Six credit score myths - busted

/ Credit File

Is a credit score the same as a credit file? Does your credit score determine if you get approved for a loan? We bust the top six credit score myths!

Myth 1: My credit score is the same thing as a credit history or file

Your credit score is a number that reflects the activity on your credit file. It’s a quick measure of how credit worthy you are, but the activity on your credit file or history is what determines this score. Your credit file includes more comprehensive information (24 months’ worth) such as applications for credit, credit accounts, recent repayments, and any defaults. Your credit file is usually created the first time you apply for credit or default on a payment, or where public record information is created about you. You can get a free copy of your credit file with Equifax.

Myth 2: Credit scores only matter when I want to take out a home loan

Your credit score is a handy snapshot of your credit worthiness that enables anyone who’s extending credit to you to ensure that you’re able to meet your payments. Whether it’s financing a car or applying for an overdraft, lenders have an obligation to lend responsibly and they do that by using your credit file. Additionally, your credit file can be used by potential employers for certain roles (with your permission) to ensure you’re financially responsible.

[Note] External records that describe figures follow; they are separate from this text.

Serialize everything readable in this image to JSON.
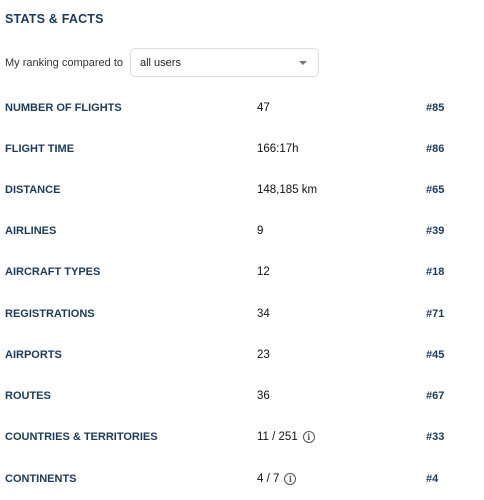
{
  "header": {
    "title": "STATS & FACTS"
  },
  "ranking": {
    "label": "My ranking compared to",
    "selected": "all users"
  },
  "stats": [
    {
      "label": "NUMBER OF FLIGHTS",
      "value": "47",
      "rank": "#85"
    },
    {
      "label": "FLIGHT TIME",
      "value": "166:17h",
      "rank": "#86"
    },
    {
      "label": "DISTANCE",
      "value": "148,185 km",
      "rank": "#65"
    },
    {
      "label": "AIRLINES",
      "value": "9",
      "rank": "#39"
    },
    {
      "label": "AIRCRAFT TYPES",
      "value": "12",
      "rank": "#18"
    },
    {
      "label": "REGISTRATIONS",
      "value": "34",
      "rank": "#71"
    },
    {
      "label": "AIRPORTS",
      "value": "23",
      "rank": "#45"
    },
    {
      "label": "ROUTES",
      "value": "36",
      "rank": "#67"
    },
    {
      "label": "COUNTRIES & TERRITORIES",
      "value": "11 / 251",
      "rank": "#33",
      "info": true
    },
    {
      "label": "CONTINENTS",
      "value": "4 / 7",
      "rank": "#4",
      "info": true
    }
  ],
  "icons": {
    "info": "info-icon",
    "dropdown": "chevron-down-icon"
  },
  "info_glyph": "i"
}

Myth 3: Myth: My credit score focuses on negative things about me

Your credit score is a number that reflects positive and negative credit behaviour. New Zealand’s commitment to comprehensive credit reporting means that lenders can see your repayment history for each line of credit over a 24 month period. If you’re making repayments on time, lenders can see that positive behaviour and reward it accordingly. Likewise, if you have a default on your file, lenders may still extend credit if they can see that everything else is in order. They may, however, charge a higher interest rate.

Myth 4: Credit bureaus use data like my marital status, gender, and nationality to determine my credit score

Your credit score reflects your positive and negative credit behaviour along with your history of repaying any credit; it does not factor in marital status, gender, or ethnicity. Whilst salary and a combined income may be used by borrowers to assess your ability to make repayments, they are not part of a credit score.

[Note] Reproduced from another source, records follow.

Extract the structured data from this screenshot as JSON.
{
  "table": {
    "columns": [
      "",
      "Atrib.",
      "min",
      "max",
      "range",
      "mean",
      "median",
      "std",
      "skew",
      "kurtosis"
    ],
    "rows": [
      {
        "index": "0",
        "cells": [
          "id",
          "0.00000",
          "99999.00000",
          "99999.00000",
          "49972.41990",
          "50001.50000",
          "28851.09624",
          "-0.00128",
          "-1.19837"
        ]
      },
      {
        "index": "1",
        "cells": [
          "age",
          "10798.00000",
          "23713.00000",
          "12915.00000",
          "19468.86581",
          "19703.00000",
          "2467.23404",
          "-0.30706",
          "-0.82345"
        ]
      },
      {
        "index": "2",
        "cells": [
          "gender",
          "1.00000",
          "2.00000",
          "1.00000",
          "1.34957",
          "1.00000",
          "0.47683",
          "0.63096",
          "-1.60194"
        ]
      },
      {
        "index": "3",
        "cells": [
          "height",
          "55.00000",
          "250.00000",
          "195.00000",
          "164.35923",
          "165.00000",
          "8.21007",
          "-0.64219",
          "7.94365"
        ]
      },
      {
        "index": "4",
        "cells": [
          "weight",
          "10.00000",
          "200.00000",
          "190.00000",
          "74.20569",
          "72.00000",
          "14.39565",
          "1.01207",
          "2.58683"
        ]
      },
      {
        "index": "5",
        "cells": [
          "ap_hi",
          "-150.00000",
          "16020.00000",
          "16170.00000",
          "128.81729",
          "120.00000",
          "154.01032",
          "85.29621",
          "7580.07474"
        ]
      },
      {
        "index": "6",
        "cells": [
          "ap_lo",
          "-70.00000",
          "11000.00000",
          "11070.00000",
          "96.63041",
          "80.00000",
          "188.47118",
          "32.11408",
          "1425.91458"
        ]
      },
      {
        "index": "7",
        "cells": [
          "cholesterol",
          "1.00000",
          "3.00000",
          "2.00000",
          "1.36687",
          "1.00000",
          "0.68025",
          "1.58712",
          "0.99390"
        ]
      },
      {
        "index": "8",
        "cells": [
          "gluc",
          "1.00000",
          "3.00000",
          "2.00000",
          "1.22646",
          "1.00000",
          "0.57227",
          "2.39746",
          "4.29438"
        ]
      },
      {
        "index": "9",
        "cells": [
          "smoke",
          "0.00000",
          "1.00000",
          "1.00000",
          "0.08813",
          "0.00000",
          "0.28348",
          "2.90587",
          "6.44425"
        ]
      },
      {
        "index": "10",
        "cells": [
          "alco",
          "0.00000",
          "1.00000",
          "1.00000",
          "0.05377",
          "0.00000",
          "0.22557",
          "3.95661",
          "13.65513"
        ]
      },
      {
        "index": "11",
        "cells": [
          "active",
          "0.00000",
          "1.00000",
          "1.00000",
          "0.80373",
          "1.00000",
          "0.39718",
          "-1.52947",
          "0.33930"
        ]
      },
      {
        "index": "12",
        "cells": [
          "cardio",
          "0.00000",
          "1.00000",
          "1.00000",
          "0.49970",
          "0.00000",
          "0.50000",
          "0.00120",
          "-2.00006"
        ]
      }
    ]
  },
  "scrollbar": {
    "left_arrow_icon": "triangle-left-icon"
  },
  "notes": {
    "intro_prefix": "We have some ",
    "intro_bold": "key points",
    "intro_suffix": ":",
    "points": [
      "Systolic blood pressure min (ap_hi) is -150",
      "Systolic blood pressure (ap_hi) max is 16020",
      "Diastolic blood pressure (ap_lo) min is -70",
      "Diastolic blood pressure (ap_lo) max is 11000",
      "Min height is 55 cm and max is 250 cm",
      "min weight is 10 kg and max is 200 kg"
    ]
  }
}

Myth 5: My credit score determines whether I’m approved for a loan

Your credit score is a reflection of your financial health at any one point in time. Whilst it may be used by a lender as part of their decision making, they’ll also look at other information. For example, the amount of debt you can reasonably manage, given your income and your employment history. That means that some people with a low credit score may still qualify for credit and some with a high credit score may be declined.

Myth 6: It's way too difficult to dispute the information on my credit file

If you see information on your Equifax credit file that you believe is inaccurate or incomplete, you can contact Equifax who will investigate the correction request with the relevant lender. Alternatively, you can contact the lender or creditor directly to correct any error and remove it from your file. If it’s not resolved by a lender, you can file a dispute online with Equifax.

 

Why you should love your credit score

Getting to know and love your credit score means you’ll feel more in control of your money and better equipped to make smarter financial decisions. It also means you’ll be better prepared to deal with any unexpected bills that come.

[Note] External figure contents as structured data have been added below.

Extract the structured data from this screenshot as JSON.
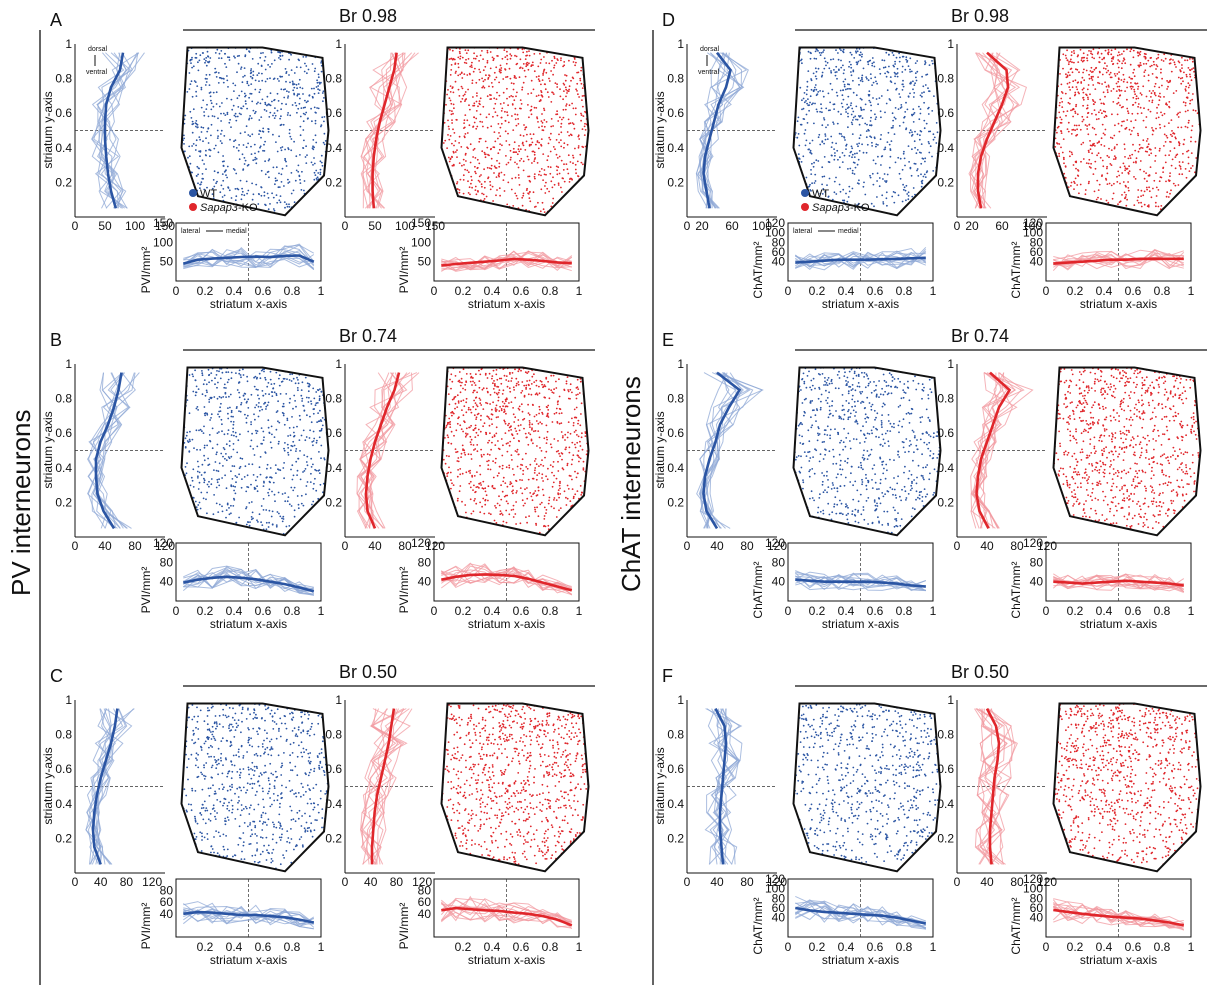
{
  "side_labels": [
    "PV interneurons",
    "ChAT interneurons"
  ],
  "legend": {
    "wt": "WT",
    "ko_prefix": "Sapap3",
    "ko_suffix": "-KO"
  },
  "orientation": {
    "dorsal": "dorsal",
    "ventral": "ventral",
    "lateral": "lateral",
    "medial": "medial"
  },
  "axis_labels": {
    "y_axis": "striatum y-axis",
    "x_axis": "striatum x-axis",
    "pv_density": "PVI/mm²",
    "chat_density": "ChAT/mm²"
  },
  "colors": {
    "wt": "#2b55a3",
    "ko": "#e0262b",
    "wt_light": "#8fa8d6",
    "ko_light": "#f19aa0"
  },
  "chart_data": [
    {
      "type": "line",
      "panel": "A",
      "group": "PV",
      "title": "Br 0.98",
      "vertical_profile": {
        "xlim": [
          0,
          150
        ],
        "xticks": [
          0,
          50,
          100,
          150
        ],
        "ylim": [
          0,
          1
        ],
        "yticks": [
          0.2,
          0.4,
          0.6,
          0.8,
          1
        ],
        "y": [
          0.05,
          0.15,
          0.25,
          0.35,
          0.45,
          0.55,
          0.65,
          0.75,
          0.85,
          0.95
        ],
        "wt": [
          68,
          60,
          55,
          52,
          50,
          50,
          52,
          60,
          75,
          80
        ],
        "ko": [
          48,
          46,
          46,
          48,
          52,
          58,
          66,
          74,
          82,
          86
        ]
      },
      "horizontal_profile": {
        "xlim": [
          0,
          1
        ],
        "xticks": [
          0,
          0.2,
          0.4,
          0.6,
          0.8,
          1
        ],
        "ylim": [
          0,
          150
        ],
        "yticks": [
          50,
          100,
          150
        ],
        "x": [
          0.05,
          0.15,
          0.25,
          0.35,
          0.45,
          0.55,
          0.65,
          0.75,
          0.85,
          0.95
        ],
        "wt": [
          45,
          55,
          58,
          60,
          62,
          63,
          62,
          65,
          66,
          50
        ],
        "ko": [
          40,
          44,
          47,
          50,
          53,
          57,
          55,
          52,
          48,
          46
        ]
      }
    },
    {
      "type": "line",
      "panel": "B",
      "group": "PV",
      "title": "Br 0.74",
      "vertical_profile": {
        "xlim": [
          0,
          120
        ],
        "xticks": [
          0,
          40,
          80,
          120
        ],
        "ylim": [
          0,
          1
        ],
        "yticks": [
          0.2,
          0.4,
          0.6,
          0.8,
          1
        ],
        "y": [
          0.05,
          0.15,
          0.25,
          0.35,
          0.45,
          0.55,
          0.65,
          0.75,
          0.85,
          0.95
        ],
        "wt": [
          52,
          38,
          30,
          28,
          28,
          34,
          44,
          52,
          58,
          62
        ],
        "ko": [
          40,
          30,
          28,
          30,
          34,
          40,
          48,
          56,
          66,
          72
        ]
      },
      "horizontal_profile": {
        "xlim": [
          0,
          1
        ],
        "xticks": [
          0,
          0.2,
          0.4,
          0.6,
          0.8,
          1
        ],
        "ylim": [
          0,
          120
        ],
        "yticks": [
          40,
          80,
          120
        ],
        "x": [
          0.05,
          0.15,
          0.25,
          0.35,
          0.45,
          0.55,
          0.65,
          0.75,
          0.85,
          0.95
        ],
        "wt": [
          38,
          44,
          48,
          50,
          48,
          45,
          40,
          35,
          28,
          20
        ],
        "ko": [
          44,
          50,
          54,
          55,
          54,
          52,
          46,
          38,
          30,
          22
        ]
      }
    },
    {
      "type": "line",
      "panel": "C",
      "group": "PV",
      "title": "Br 0.50",
      "vertical_profile": {
        "xlim": [
          0,
          140
        ],
        "xticks": [
          0,
          40,
          80,
          120
        ],
        "ylim": [
          0,
          1
        ],
        "yticks": [
          0.2,
          0.4,
          0.6,
          0.8,
          1
        ],
        "y": [
          0.05,
          0.15,
          0.25,
          0.35,
          0.45,
          0.55,
          0.65,
          0.75,
          0.85,
          0.95
        ],
        "wt": [
          40,
          30,
          28,
          30,
          34,
          40,
          48,
          56,
          62,
          66
        ],
        "ko": [
          42,
          42,
          44,
          46,
          50,
          56,
          62,
          68,
          72,
          76
        ]
      },
      "horizontal_profile": {
        "xlim": [
          0,
          1
        ],
        "xticks": [
          0.2,
          0.4,
          0.6,
          0.8,
          1
        ],
        "ylim": [
          0,
          100
        ],
        "yticks": [
          40,
          60,
          80
        ],
        "x": [
          0.05,
          0.15,
          0.25,
          0.35,
          0.45,
          0.55,
          0.65,
          0.75,
          0.85,
          0.95
        ],
        "wt": [
          40,
          43,
          42,
          40,
          38,
          38,
          36,
          34,
          30,
          25
        ],
        "ko": [
          46,
          50,
          48,
          46,
          45,
          42,
          40,
          36,
          30,
          20
        ]
      }
    },
    {
      "type": "line",
      "panel": "D",
      "group": "ChAT",
      "title": "Br 0.98",
      "vertical_profile": {
        "xlim": [
          0,
          120
        ],
        "xticks": [
          0,
          20,
          60,
          100
        ],
        "ylim": [
          0,
          1
        ],
        "yticks": [
          0.2,
          0.4,
          0.6,
          0.8,
          1
        ],
        "y": [
          0.05,
          0.15,
          0.25,
          0.35,
          0.45,
          0.55,
          0.65,
          0.75,
          0.85,
          0.95
        ],
        "wt": [
          30,
          26,
          22,
          24,
          30,
          36,
          42,
          52,
          58,
          40
        ],
        "ko": [
          32,
          28,
          28,
          32,
          40,
          50,
          60,
          68,
          66,
          40
        ]
      },
      "horizontal_profile": {
        "xlim": [
          0,
          1
        ],
        "xticks": [
          0,
          0.2,
          0.4,
          0.6,
          0.8,
          1
        ],
        "ylim": [
          0,
          120
        ],
        "yticks": [
          40,
          60,
          80,
          100,
          120
        ],
        "x": [
          0.05,
          0.15,
          0.25,
          0.35,
          0.45,
          0.55,
          0.65,
          0.75,
          0.85,
          0.95
        ],
        "wt": [
          38,
          40,
          42,
          44,
          44,
          44,
          45,
          46,
          47,
          48
        ],
        "ko": [
          36,
          38,
          40,
          42,
          44,
          44,
          46,
          46,
          46,
          46
        ]
      }
    },
    {
      "type": "line",
      "panel": "E",
      "group": "ChAT",
      "title": "Br 0.74",
      "vertical_profile": {
        "xlim": [
          0,
          120
        ],
        "xticks": [
          0,
          40,
          80,
          120
        ],
        "ylim": [
          0,
          1
        ],
        "yticks": [
          0.2,
          0.4,
          0.6,
          0.8,
          1
        ],
        "y": [
          0.05,
          0.15,
          0.25,
          0.35,
          0.45,
          0.55,
          0.65,
          0.75,
          0.85,
          0.95
        ],
        "wt": [
          40,
          26,
          22,
          24,
          30,
          38,
          44,
          56,
          70,
          40
        ],
        "ko": [
          42,
          30,
          26,
          28,
          32,
          40,
          48,
          56,
          70,
          44
        ]
      },
      "horizontal_profile": {
        "xlim": [
          0,
          1
        ],
        "xticks": [
          0,
          0.2,
          0.4,
          0.6,
          0.8,
          1
        ],
        "ylim": [
          0,
          120
        ],
        "yticks": [
          40,
          80,
          120
        ],
        "x": [
          0.05,
          0.15,
          0.25,
          0.35,
          0.45,
          0.55,
          0.65,
          0.75,
          0.85,
          0.95
        ],
        "wt": [
          44,
          42,
          40,
          40,
          40,
          40,
          38,
          36,
          32,
          30
        ],
        "ko": [
          40,
          38,
          36,
          38,
          40,
          42,
          40,
          38,
          36,
          32
        ]
      }
    },
    {
      "type": "line",
      "panel": "F",
      "group": "ChAT",
      "title": "Br 0.50",
      "vertical_profile": {
        "xlim": [
          0,
          120
        ],
        "xticks": [
          0,
          40,
          80,
          120
        ],
        "ylim": [
          0,
          1
        ],
        "yticks": [
          0.2,
          0.4,
          0.6,
          0.8,
          1
        ],
        "y": [
          0.05,
          0.15,
          0.25,
          0.35,
          0.45,
          0.55,
          0.65,
          0.75,
          0.85,
          0.95
        ],
        "wt": [
          48,
          46,
          44,
          44,
          46,
          48,
          50,
          52,
          50,
          38
        ],
        "ko": [
          46,
          44,
          44,
          46,
          48,
          50,
          54,
          56,
          52,
          40
        ]
      },
      "horizontal_profile": {
        "xlim": [
          0,
          1
        ],
        "xticks": [
          0,
          0.2,
          0.4,
          0.6,
          0.8,
          1
        ],
        "ylim": [
          0,
          120
        ],
        "yticks": [
          40,
          60,
          80,
          100,
          120
        ],
        "x": [
          0.05,
          0.15,
          0.25,
          0.35,
          0.45,
          0.55,
          0.65,
          0.75,
          0.85,
          0.95
        ],
        "wt": [
          60,
          55,
          52,
          50,
          48,
          46,
          44,
          40,
          34,
          28
        ],
        "ko": [
          56,
          52,
          48,
          45,
          42,
          40,
          38,
          34,
          30,
          24
        ]
      }
    }
  ]
}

And if you’re wondering why you should care – then consider this example: the difference in total interest repayments on a $20,000 car loan over a five-year period, at a seven percent interest rate and an 11 percent interest rate, is around $2,330. Securing the lower interest rate will to a large degree depend on your credit history.

 

Want to know a little more?

Equifax 5 tips for a better credit file

  1. Get a copy of your file.
  2. Have a budget and follow it.
  3. When you sign up for a loan, be aware that it is a contractual commitment.
  4. Make payments on time.
  5. If you get into trouble, contact your lender early.